Siirt’in en önemli değerleri arasında yer alan Selçuklu dönemine ait tarihi Ulu Caminin hikayesi insanı adeta maziye götürüyor.
İnşa tarihi kesin şekilde bilinmeyen tarihi caminin yapı yapıldıktan kısa bir müddet sonra harap oldu. 1129’da Irak Selçuklu Hükümdarı Mugīsüddin Mahmûd b. Muhammed Tapar, 1260’ta atabeglerden Mücâhid İshak tarafından tamir ettirilerek genişletildi, yanına bir medrese ilâvesiyle külliye haline getirildi.
Osmanlı döneminde caminin doğu kanadındaki medrese hücreleri kaldırıldı, yerine iki nefli bir mescidle 1905’te bir saat kulesi inşa edildi, cami ve minare onarıldı. Vakıflar Genel Müdürlüğü’nce 1957-1980 yıllarında tekrar elden geçirilen caminin ilk yapısından kubbeleri taşıyan orta ayaklarla minaresi kaldı.
Zamanla doğuya doğru eğrilen minare de 1974-1975’te sökülüp yeniden inşa edildi ve yakın zamanda tekrar esaslı bir onarım gördü. Kaynaklara göre ilk cami, eyvanla birleşen mihrap önü kubbeli yapısıyla Büyük Selçuklu mimarisinin plan şemasını sergiliyordu. Daha sonra mihrap önü kubbesinin iki yanına kubbeli iki mekânla eyvana dikey uzanan beşik tonozlu iki nef eklenerek transeptli enine gelişmiş bir cami haline getirildi. Vakıflarca gerçekleştirilen restorasyonda yapı merkezinin asıl planına bağlı kalınarak yan kanatlarda ve çevrede yeni bir düzenlemeye gidildi.
Caminin, Ankara Etnografya Müzesi’nde sergilenen ceviz ağacından şahane minberi 1214-15 tarihiyle sekiz sanatçı ve mütevelli adı taşıyan tek örnek durumundadır. Vaktiyle caminin kuzeydoğu köşesine bitiştiği anlaşılan minare bugün camiden uzakta kalmıştır.
1975 restorasyonu sırasında dış kısmı muhafaza edilerek söküldü, temel, çekirdek, merdivenler ve iç duvarı betonla yeniden yapıldı ve süslemeleri üzerine monte edildi.
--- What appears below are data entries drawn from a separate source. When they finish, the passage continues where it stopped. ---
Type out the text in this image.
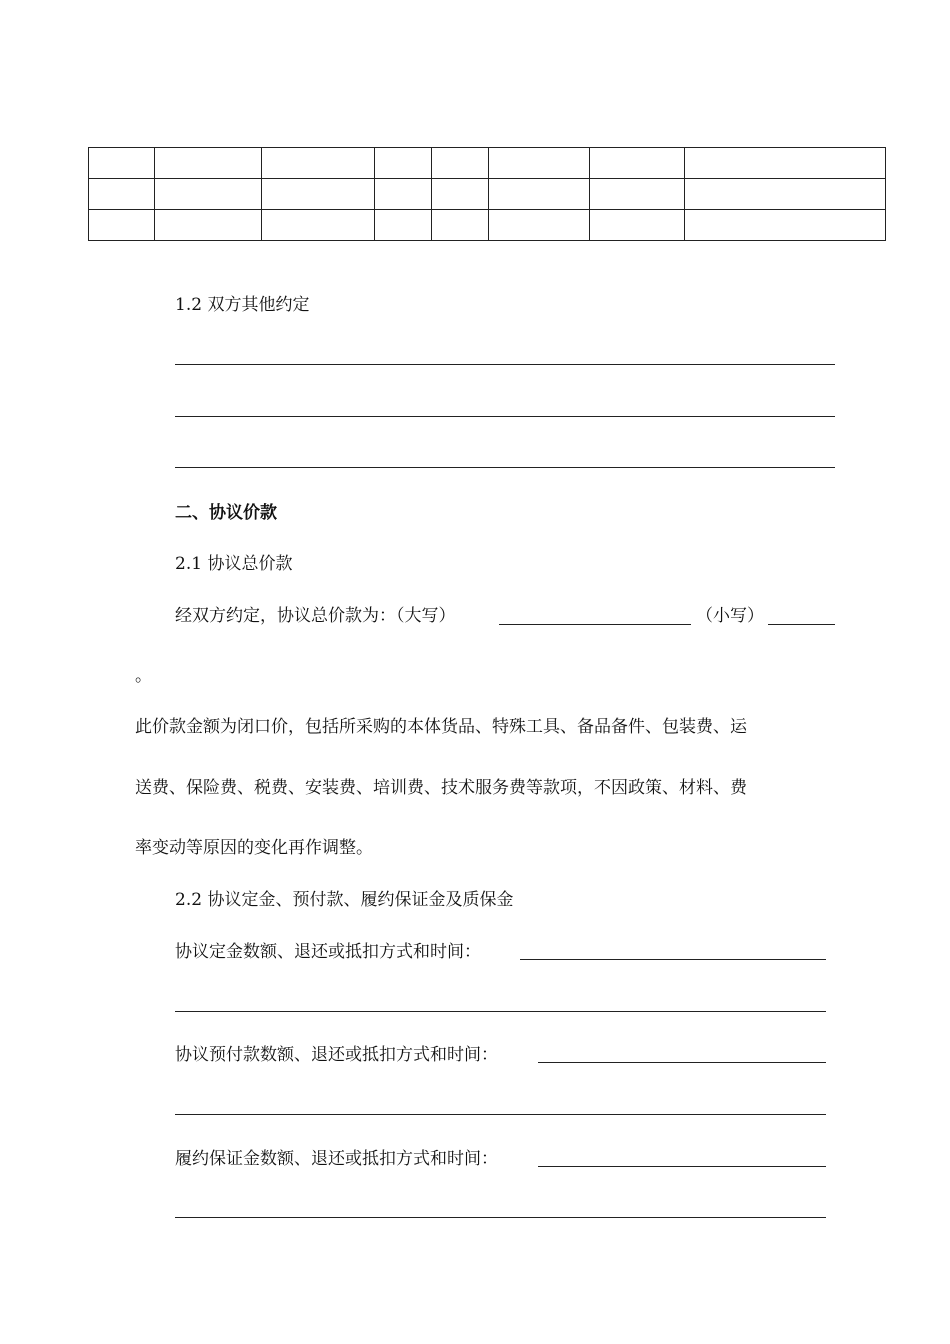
1.2 双方其他约定
二、协议价款
2.1 协议总价款
经双方约定，协议总价款为：（大写）	（小写）
。
此价款金额为闭口价，包括所采购的本体货品、特殊工具、备品备件、包装费、运
送费、保险费、税费、安装费、培训费、技术服务费等款项，不因政策、材料、费
率变动等原因的变化再作调整。
2.2 协议定金、预付款、履约保证金及质保金
协议定金数额、退还或抵扣方式和时间：
协议预付款数额、退还或抵扣方式和时间：
履约保证金数额、退还或抵扣方式和时间：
Yakın zamanda gerçekleştirilen restorasyonda minaredeki tuğla kaplamalar sökülüp düzenlenerek yeniden monte edildi. Bu çalışmada sırlı tuğlalı motiflerde düzeltmeler yapıldı, eksik kısımlar tuğla olarak tamamlanıp üzerleri boyandı. Minarenin kare planlı, dikdörtgen prizması şeklindeki kaidesi oldukça yüksek tutuldu. Kaide ince şeritlerle üç geniş süsleme kuşağına ayrılmıştı. Altta fîrûze sırlı tuğla dizileriyle elde edilen eşkenar dörtgen ve zikzak motifleri, kapı kemeri hizasında madalyon şeklinde kesilmiş yıldızlarla etrafındaki kollardan oluşan fîrûze mozaik çinili kuşak yer aldı. Üstte yine sırlı tuğla malzemenin şekillendirdiği geometrik süslemeler bulunmakta, alt kısımlarda kaidedeki örneklerin tekrar edildiği görülür.